What would baseball be like without the food?
"It wouldn't be baseball," said Padre fan Rick Arballo, who says he always buys a hot dog or sausage at the game smothered with bell peppers and onions.
Sagen Sauvageau drove to the San Diego Padre home opener at Petco Park from Temecula and said one of the appeals of the game is always the food.
"I don't know if I'd be at the baseball game without munchies," Sauvageau said.
Baseball is a game that is identified with food. We even sing about it at every ball park during the seventh inning stretch: "...Buy me some peanuts and Cracker Jacks..."
So why is it that baseball is so identified with the hunger of the fans?
"BBQ is the new peanuts and popcorn," Sheehan said.
But not long ago, traditionalists fought against the expansion of the ballpark menu. When Jack Murphy Stadium started selling fish tacos at the games in the 1980s, newspaper columnists criticized the team for its baseball food. Now, teams around the country sell similar exotic food.

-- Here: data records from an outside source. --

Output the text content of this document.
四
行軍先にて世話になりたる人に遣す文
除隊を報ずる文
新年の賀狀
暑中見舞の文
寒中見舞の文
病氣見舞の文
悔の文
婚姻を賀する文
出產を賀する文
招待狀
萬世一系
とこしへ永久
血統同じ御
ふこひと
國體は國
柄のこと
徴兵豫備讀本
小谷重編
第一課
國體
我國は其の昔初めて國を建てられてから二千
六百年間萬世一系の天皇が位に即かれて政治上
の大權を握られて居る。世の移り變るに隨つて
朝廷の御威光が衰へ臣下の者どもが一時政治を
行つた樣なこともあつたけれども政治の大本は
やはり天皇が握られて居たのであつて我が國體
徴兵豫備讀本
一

But the old favorites still do extremely well. For Tom Albright and his son Robbie, it's all about eating old school.
"Hot dogs, nachos, all the junk," said Tom.

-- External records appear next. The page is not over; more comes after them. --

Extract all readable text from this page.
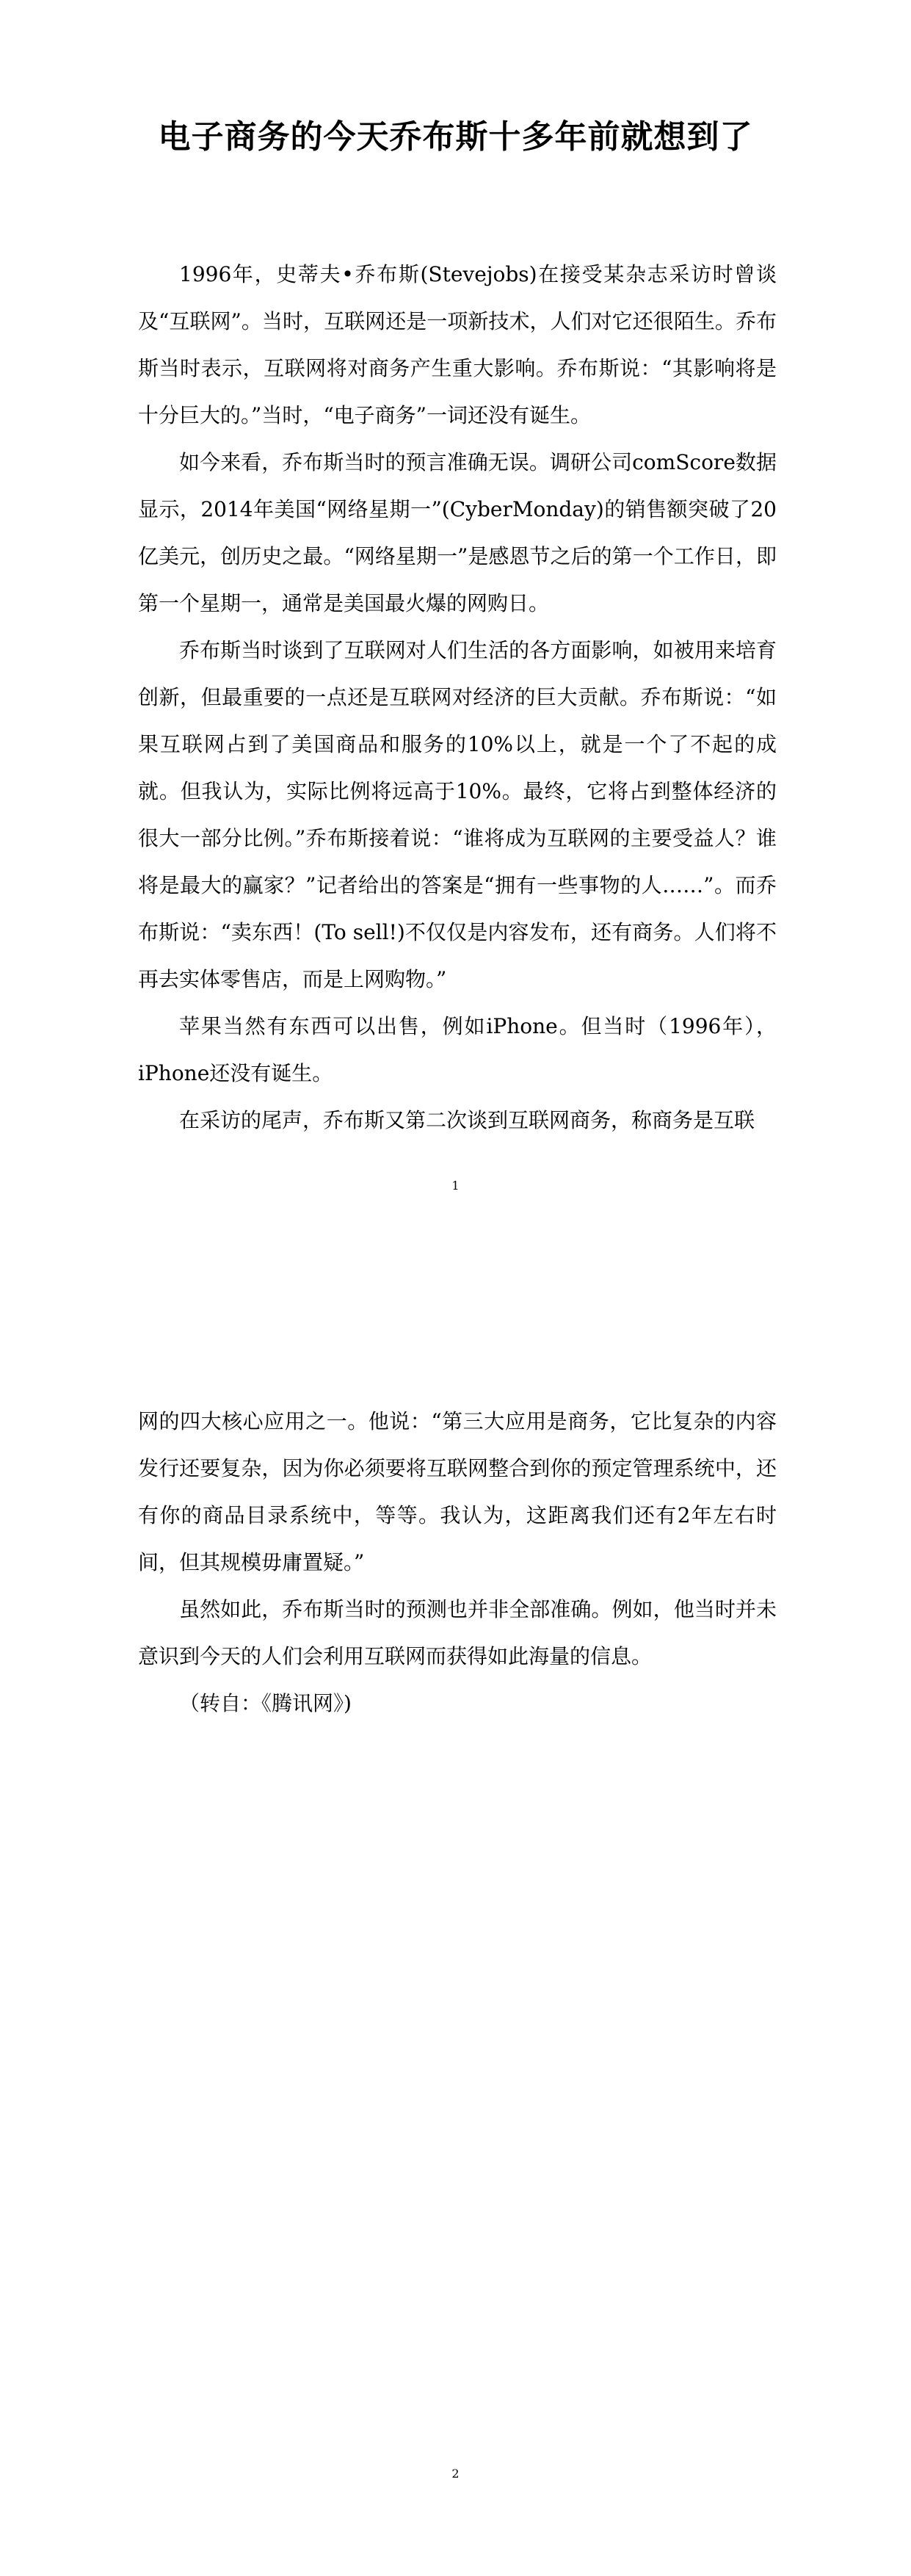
电子商务的今天乔布斯十多年前就想到了

1996年，史蒂夫•乔布斯(Stevejobs)在接受某杂志采访时曾谈及“互联网”。当时，互联网还是一项新技术，人们对它还很陌生。乔布斯当时表示，互联网将对商务产生重大影响。乔布斯说：“其影响将是十分巨大的。”当时，“电子商务”一词还没有诞生。

如今来看，乔布斯当时的预言准确无误。调研公司comScore数据显示，2014年美国“网络星期一”(CyberMonday)的销售额突破了20亿美元，创历史之最。“网络星期一”是感恩节之后的第一个工作日，即第一个星期一，通常是美国最火爆的网购日。

乔布斯当时谈到了互联网对人们生活的各方面影响，如被用来培育创新，但最重要的一点还是互联网对经济的巨大贡献。乔布斯说：“如果互联网占到了美国商品和服务的10%以上，就是一个了不起的成就。但我认为，实际比例将远高于10%。最终，它将占到整体经济的很大一部分比例。”乔布斯接着说：“谁将成为互联网的主要受益人？谁将是最大的赢家？”记者给出的答案是“拥有一些事物的人……”。而乔布斯说：“卖东西！(To sell!)不仅仅是内容发布，还有商务。人们将不再去实体零售店，而是上网购物。”

苹果当然有东西可以出售，例如iPhone。但当时（1996年），iPhone还没有诞生。

在采访的尾声，乔布斯又第二次谈到互联网商务，称商务是互联

1

网的四大核心应用之一。他说：“第三大应用是商务，它比复杂的内容发行还要复杂，因为你必须要将互联网整合到你的预定管理系统中，还有你的商品目录系统中，等等。我认为，这距离我们还有2年左右时间，但其规模毋庸置疑。”

虽然如此，乔布斯当时的预测也并非全部准确。例如，他当时并未意识到今天的人们会利用互联网而获得如此海量的信息。

（转自：《腾讯网》)

2
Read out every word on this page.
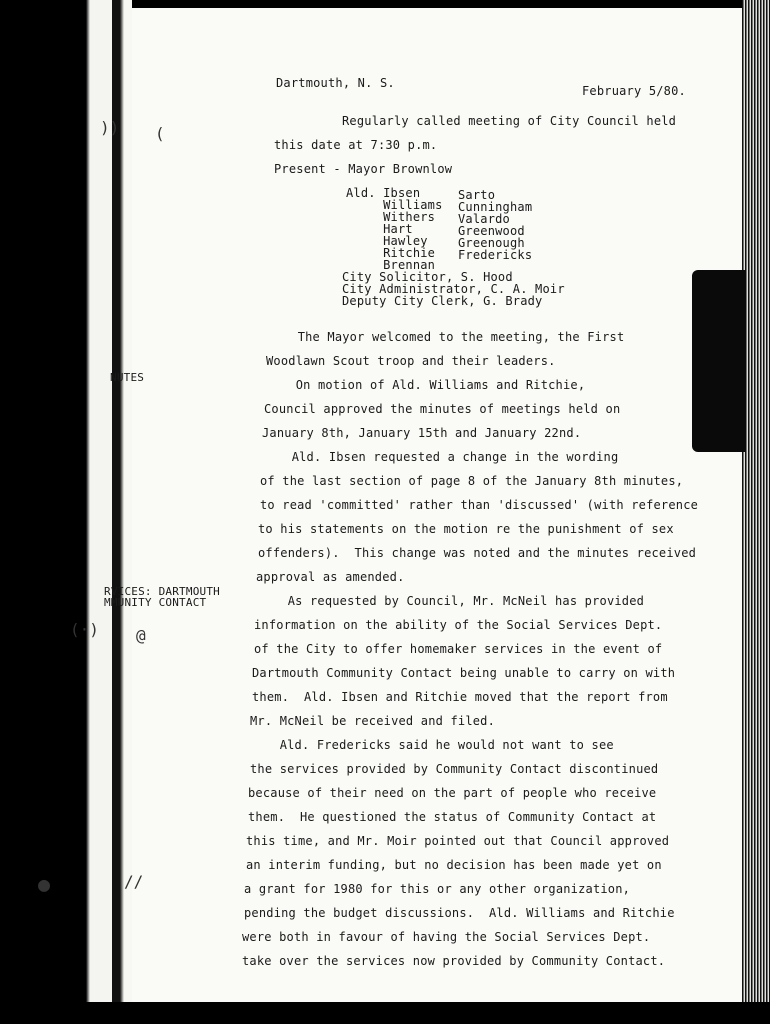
)) (
(·) @
●	//
Dartmouth, N. S.
February 5/80.
Regularly called meeting of City Council held
this date at 7:30 p.m.
Present - Mayor Brownlow
Ald. Ibsen
Williams
Withers
Hart
Hawley
Ritchie
Brennan
Sarto
Cunningham
Valardo
Greenwood
Greenough
Fredericks
City Solicitor, S. Hood
City Administrator, C. A. Moir
Deputy City Clerk, G. Brady
NUTES
RVICES: DARTMOUTH
MMUNITY CONTACT
The Mayor welcomed to the meeting, the First
Woodlawn Scout troop and their leaders.
On motion of Ald. Williams and Ritchie,
Council approved the minutes of meetings held on
January 8th, January 15th and January 22nd.
Ald. Ibsen requested a change in the wording
of the last section of page 8 of the January 8th minutes,
to read 'committed' rather than 'discussed' (with reference
to his statements on the motion re the punishment of sex
offenders).  This change was noted and the minutes received
approval as amended.
As requested by Council, Mr. McNeil has provided
information on the ability of the Social Services Dept.
of the City to offer homemaker services in the event of
Dartmouth Community Contact being unable to carry on with
them.  Ald. Ibsen and Ritchie moved that the report from
Mr. McNeil be received and filed.
Ald. Fredericks said he would not want to see
the services provided by Community Contact discontinued
because of their need on the part of people who receive
them.  He questioned the status of Community Contact at
this time, and Mr. Moir pointed out that Council approved
an interim funding, but no decision has been made yet on
a grant for 1980 for this or any other organization,
pending the budget discussions.  Ald. Williams and Ritchie
were both in favour of having the Social Services Dept.
take over the services now provided by Community Contact.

For penny pinchers, Petco Park has an advantage for hungry fans. The team has a liberal policy for bringing food into the stadium. Fans are allowed to bring in a soft cooler as long as it fits under the seats. That cooler can be filled with sandwiches, popcorn, fruit, anything except for bottles and can drinks. Families can bring in box fruit drinks and water bottles smaller than 20 ounces.